Thursday, February 18, 2010

New injectso -- Debian proof

The new injectso comes with a new technique to find the
address of the needed rtld function. Some systems (Debian based)
make /proc/pid/maps unavailable by default which
former injectso needed to work properly.
It now also works via /proc/pid/auxv to read AT_BASE
and to calculate where rtld functions can be found.
The nm method is also still included for systems where
libc exports symbol names.
The /proc/pid/auxv method has only been tested on x86_64
but should work on x86 too.

Additionally, I am officially sorry for the coding style
of injectso before v0.51. All the exploit coding makes a
terrible style and I will drop that for a while.
The code has been cleaned up and is now readable and
something to learn from.

Friday, February 5, 2010

Runtime hot-patching processes w/o ptrace

I am a fan of achieving the same result with multiple, different,
solutions/implementations.
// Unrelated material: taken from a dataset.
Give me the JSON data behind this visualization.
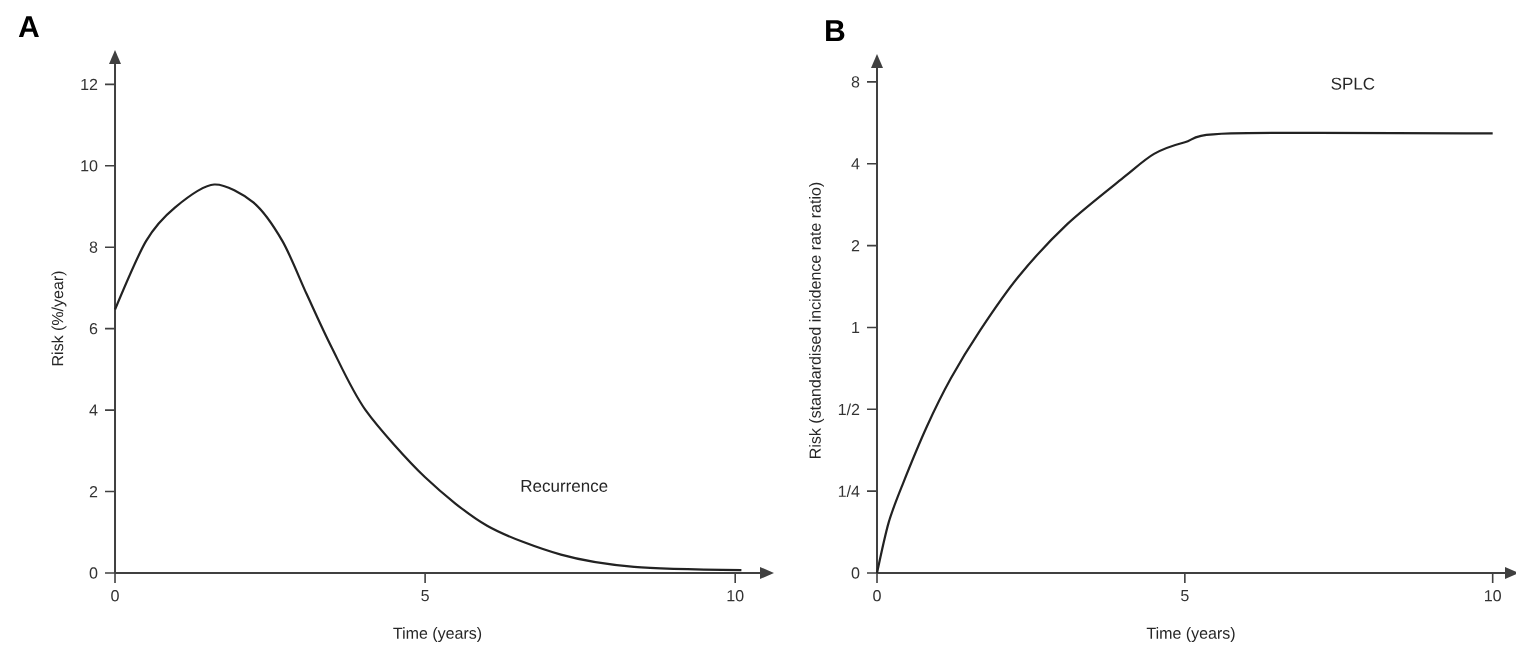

In computer science (and security
in particular) this leads to real benefit and cutting edge
because if you have more ways to do it, you are not limited
or bound to techniques that may change, evolve or are
hardened/dropped completely. One such example is the injectso
I recently published. It uses ptrace(), but if you think
removing ptrace() from the kernel is a plus, have a look
at lasso. It does the same thing without using ptrace().